A growing chorus of experts is raising urgent concerns about the military application of artificial intelligence following Israel’s unprecedented use of autonomous targeting systems in recent conflicts. The debate has intensified as evidence emerges of AI-driven targeting with minimal human oversight in both Gaza and Iran.
Trita Parsi, executive vice president at the Quincy Institute for Responsible Statecraft, highlighted disturbing parallels between Israeli operations in Gaza and Tehran. “In both cases, it appears Israel is using AI without any human oversight,” Parsi stated on social media platform X. He cited the bombing of a Tehran park mistakenly identified as a police facility due to its name—’Police Park’—which AI systems apparently targeted based on keyword association rather than actual military function.
Technology journalist Jacob Ward has characterized Israel’s post-Gaza AI deployment as “lethal beta” testing, describing Gaza as the “prototype” and Iran as the “launch.” This approach represents what Ward calls “a live-fire, live-ordnance lab experiment on people” that has subsequently become “a big industry in Israel” with export potential worldwide.
The controversy centers on systems like Habsora, an Israeli AI platform capable of automatically selecting airstrike targets at exponentially faster rates than traditional methods. According to intelligence sources, this technology has transformed military operations into what one insider described as a “mass assassination factory” prioritizing “quantity over quality” of targets.
Recent investigations reveal troubling operational protocols. Following the October 2023 Hamas-led attack, mid-ranking IDF officers received authorization to target any Hamas fighter regardless of rank, with initial civilian casualty limits of 20 per airstrike and 500 daily being quickly abandoned. Senior commanders occasionally approved strikes expected to kill over 100 civilians when targeting high-value objectives.
One particularly devastating AI-assisted strike on Jabalia refugee camp in October 2023, targeting a single Hamas commander with multiple 2,000-pound bombs, killed at least 126 people including 68 children while wounding 280 others. Hamas reported that seven hostages also perished in the attack.
The United States has similarly advanced its AI warfare capabilities, with the Washington Post reporting that Palantir’s Maven Smart System—incorporating Anthropic’s Claude AI language model—assisted US commanders in selecting 1,000 Iranian targets within the conflict’s first 24 hours.
Paul Scharre of the Center for a New American Security emphasized the critical need for human oversight: “AI gets it wrong… We need humans to check the output of generative AI when the stakes are life and death.”

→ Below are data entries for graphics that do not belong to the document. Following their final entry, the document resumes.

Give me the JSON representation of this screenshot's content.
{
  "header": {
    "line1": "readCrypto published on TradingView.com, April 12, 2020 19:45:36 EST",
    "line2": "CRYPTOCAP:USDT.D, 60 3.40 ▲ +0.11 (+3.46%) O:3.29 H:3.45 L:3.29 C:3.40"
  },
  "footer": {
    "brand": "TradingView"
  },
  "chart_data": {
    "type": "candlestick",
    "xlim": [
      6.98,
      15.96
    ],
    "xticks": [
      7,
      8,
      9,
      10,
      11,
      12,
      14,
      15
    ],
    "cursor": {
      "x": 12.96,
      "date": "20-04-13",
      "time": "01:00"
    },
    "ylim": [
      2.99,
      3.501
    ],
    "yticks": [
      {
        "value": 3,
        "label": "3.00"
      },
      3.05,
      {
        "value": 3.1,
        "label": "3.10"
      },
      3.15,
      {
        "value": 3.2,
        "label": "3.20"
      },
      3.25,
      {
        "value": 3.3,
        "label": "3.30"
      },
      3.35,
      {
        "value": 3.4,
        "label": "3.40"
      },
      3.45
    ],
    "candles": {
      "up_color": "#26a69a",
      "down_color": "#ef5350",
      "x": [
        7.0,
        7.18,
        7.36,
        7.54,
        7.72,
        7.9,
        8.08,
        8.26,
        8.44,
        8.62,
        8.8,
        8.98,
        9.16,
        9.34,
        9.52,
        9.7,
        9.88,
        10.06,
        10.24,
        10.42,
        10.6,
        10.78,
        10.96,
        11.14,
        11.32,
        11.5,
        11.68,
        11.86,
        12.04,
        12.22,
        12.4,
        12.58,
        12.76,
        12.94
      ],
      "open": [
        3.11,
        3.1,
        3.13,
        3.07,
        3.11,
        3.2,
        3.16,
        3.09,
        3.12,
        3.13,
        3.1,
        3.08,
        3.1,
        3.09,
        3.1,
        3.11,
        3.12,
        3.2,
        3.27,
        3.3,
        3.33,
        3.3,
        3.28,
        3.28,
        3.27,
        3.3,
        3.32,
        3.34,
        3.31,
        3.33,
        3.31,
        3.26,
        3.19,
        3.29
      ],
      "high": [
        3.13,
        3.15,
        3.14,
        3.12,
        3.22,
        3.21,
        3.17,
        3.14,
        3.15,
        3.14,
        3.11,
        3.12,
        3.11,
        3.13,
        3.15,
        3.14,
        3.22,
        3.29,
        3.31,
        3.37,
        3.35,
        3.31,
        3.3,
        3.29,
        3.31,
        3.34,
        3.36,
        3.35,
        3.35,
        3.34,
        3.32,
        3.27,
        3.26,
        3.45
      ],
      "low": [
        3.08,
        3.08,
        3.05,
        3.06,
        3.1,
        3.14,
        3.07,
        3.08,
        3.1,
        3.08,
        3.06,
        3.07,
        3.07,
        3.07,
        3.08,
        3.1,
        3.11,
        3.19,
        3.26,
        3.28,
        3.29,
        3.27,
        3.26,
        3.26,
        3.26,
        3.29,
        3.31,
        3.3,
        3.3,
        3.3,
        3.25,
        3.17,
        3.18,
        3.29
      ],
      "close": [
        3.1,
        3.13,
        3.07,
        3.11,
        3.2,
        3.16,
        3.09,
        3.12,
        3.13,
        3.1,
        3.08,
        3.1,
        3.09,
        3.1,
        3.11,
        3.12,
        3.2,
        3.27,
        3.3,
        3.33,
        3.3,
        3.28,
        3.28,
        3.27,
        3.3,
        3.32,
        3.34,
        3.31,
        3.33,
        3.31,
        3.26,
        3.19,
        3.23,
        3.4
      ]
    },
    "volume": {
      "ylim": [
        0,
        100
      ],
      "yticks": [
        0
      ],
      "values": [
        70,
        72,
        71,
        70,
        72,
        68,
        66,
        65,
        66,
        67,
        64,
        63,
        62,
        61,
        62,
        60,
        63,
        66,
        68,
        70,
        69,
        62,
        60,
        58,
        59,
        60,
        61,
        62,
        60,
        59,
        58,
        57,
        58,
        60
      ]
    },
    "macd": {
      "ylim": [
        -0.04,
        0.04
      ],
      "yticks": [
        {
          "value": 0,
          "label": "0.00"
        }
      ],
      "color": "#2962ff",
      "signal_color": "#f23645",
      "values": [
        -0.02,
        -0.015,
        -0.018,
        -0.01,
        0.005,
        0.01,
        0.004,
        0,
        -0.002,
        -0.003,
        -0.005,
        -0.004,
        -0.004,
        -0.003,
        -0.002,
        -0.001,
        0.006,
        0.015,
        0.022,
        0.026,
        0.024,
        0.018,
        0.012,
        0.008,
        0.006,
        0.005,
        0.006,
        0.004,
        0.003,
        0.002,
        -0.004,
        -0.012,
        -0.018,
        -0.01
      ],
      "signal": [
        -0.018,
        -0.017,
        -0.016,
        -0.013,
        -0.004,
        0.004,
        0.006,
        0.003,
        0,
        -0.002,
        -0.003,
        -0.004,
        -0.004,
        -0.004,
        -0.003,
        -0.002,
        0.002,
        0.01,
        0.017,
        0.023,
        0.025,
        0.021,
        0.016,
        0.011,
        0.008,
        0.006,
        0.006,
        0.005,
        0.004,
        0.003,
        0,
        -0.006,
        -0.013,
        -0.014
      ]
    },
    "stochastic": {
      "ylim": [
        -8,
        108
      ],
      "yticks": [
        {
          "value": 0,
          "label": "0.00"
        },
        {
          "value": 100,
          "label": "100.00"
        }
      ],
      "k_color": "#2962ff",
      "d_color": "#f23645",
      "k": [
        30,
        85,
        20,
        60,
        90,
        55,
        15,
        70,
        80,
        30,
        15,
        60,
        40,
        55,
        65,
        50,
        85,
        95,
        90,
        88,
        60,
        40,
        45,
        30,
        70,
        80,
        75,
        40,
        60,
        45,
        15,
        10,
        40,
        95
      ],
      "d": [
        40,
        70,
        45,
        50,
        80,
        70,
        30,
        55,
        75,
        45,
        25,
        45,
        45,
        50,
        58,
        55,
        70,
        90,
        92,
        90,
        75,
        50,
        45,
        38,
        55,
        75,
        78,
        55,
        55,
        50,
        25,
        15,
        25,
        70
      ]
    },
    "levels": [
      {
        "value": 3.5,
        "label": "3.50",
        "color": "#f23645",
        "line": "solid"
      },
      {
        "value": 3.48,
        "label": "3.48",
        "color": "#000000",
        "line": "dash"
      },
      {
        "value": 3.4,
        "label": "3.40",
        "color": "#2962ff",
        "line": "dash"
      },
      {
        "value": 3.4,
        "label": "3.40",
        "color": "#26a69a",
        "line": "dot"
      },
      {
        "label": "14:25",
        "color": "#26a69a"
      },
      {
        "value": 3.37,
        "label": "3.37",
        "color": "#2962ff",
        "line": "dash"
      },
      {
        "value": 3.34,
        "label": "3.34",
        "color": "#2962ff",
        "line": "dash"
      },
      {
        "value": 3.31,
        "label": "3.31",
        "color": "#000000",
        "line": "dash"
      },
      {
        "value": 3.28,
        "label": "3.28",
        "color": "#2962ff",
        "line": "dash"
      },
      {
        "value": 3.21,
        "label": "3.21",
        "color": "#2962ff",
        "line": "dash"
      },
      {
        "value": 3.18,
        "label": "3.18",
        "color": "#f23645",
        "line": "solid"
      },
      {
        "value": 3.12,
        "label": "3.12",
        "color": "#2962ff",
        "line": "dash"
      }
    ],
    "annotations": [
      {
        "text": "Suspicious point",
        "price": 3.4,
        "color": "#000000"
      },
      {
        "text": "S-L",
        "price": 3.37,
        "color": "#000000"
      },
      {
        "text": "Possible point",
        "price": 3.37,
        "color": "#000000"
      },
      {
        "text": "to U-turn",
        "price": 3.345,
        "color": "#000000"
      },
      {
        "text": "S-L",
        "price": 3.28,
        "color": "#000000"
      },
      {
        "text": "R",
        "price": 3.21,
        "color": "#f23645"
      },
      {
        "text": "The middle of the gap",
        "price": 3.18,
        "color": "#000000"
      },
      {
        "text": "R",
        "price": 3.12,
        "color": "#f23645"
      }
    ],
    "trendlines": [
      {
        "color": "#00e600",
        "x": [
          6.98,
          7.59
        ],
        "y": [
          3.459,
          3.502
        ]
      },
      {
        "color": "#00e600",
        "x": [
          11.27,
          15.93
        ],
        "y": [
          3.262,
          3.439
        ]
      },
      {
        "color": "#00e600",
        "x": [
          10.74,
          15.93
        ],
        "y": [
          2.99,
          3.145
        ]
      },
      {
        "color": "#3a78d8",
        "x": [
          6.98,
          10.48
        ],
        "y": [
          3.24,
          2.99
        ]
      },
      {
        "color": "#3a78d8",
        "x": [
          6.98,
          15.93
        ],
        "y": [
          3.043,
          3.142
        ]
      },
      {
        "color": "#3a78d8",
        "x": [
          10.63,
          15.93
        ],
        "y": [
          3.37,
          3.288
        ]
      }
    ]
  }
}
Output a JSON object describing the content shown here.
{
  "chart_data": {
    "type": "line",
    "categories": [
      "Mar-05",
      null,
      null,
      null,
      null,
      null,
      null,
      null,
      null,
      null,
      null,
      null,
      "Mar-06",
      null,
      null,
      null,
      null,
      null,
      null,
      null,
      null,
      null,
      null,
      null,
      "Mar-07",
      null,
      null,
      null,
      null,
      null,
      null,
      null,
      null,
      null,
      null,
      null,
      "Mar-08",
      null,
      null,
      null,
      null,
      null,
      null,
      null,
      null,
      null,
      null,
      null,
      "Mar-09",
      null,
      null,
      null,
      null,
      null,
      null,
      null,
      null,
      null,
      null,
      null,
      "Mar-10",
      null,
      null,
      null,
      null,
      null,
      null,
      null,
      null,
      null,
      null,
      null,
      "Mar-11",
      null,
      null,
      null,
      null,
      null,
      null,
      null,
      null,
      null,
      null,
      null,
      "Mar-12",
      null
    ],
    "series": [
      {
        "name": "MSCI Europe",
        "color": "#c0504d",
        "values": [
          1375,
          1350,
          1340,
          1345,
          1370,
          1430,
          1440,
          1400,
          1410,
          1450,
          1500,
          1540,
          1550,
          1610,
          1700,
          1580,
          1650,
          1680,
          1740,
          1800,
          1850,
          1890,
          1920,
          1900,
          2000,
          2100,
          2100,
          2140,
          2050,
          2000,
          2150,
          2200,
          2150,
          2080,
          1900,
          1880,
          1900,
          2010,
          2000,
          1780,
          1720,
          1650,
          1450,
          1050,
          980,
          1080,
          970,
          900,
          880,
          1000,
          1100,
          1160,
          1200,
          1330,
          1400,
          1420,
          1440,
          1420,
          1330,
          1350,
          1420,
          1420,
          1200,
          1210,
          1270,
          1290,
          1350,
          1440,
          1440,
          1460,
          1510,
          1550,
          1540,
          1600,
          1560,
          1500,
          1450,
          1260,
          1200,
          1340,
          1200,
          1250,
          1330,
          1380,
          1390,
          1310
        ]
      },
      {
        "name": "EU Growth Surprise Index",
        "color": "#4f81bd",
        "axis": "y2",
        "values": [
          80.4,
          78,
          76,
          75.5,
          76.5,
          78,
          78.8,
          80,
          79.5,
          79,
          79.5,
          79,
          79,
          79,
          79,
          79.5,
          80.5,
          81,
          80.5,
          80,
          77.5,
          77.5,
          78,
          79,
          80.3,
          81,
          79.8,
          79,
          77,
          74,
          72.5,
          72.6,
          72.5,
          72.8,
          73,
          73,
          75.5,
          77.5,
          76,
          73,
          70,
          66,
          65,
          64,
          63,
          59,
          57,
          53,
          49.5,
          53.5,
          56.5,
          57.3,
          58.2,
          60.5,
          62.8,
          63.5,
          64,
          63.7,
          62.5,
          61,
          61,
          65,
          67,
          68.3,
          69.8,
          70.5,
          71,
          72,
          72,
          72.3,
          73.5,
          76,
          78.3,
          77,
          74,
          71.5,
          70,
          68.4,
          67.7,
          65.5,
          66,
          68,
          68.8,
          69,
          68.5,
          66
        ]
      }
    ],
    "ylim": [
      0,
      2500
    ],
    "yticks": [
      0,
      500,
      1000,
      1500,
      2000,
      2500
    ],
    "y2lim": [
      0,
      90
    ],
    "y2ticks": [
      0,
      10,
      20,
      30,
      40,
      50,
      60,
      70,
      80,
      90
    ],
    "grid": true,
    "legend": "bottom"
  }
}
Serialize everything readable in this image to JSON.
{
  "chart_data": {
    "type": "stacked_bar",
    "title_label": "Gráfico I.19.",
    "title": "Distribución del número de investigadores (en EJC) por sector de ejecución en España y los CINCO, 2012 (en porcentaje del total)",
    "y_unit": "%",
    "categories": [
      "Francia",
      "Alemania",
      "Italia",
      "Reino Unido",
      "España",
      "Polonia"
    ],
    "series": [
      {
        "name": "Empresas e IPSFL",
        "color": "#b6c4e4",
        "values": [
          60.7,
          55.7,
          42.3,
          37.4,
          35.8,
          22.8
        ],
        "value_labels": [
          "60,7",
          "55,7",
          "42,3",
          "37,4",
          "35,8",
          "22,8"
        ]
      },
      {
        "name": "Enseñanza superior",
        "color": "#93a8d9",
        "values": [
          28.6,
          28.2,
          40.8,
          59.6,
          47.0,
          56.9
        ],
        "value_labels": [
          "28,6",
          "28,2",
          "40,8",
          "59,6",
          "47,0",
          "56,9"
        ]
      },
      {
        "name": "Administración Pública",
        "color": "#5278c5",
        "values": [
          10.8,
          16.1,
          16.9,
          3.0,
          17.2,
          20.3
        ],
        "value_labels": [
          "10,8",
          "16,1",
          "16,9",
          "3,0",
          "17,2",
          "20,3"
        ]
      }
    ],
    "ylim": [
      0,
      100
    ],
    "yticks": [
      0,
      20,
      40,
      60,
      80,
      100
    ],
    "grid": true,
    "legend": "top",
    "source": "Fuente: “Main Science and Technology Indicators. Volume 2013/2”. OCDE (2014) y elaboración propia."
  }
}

The rapid militarization of AI has prompted international response. Academics and legal experts recently convened in Geneva for UN-sponsored talks on lethal autonomous weapons systems, examining risks posed by machines that can select and engage targets without meaningful human control. Craig Jones, a military targeting researcher at Newcastle University, warned that “the current failure to regulate AI warfare, or to pause its usage until there is some agreement on lawful usage, seems to suggest potential proliferation of AI warfare is imminent.”
Contrary to claims that AI reduces civilian harm, Jones stressed that “there is no evidence that AI lowers civilian deaths or wrongful targeting decisions—and it may be that the opposite is true.”
The technological infrastructure enabling these systems includes Project Nimbus, a $1.2 billion cloud-computing and AI contract between the Israeli government and tech giants Amazon Web Services and Google Cloud. The agreement specifically prohibits the companies from refusing service to Israeli military or intelligence agencies.
As autonomous weapons systems continue evolving without comprehensive international regulation, the ethical and practical implications of AI-driven warfare remain among the most pressing security concerns of the modern era.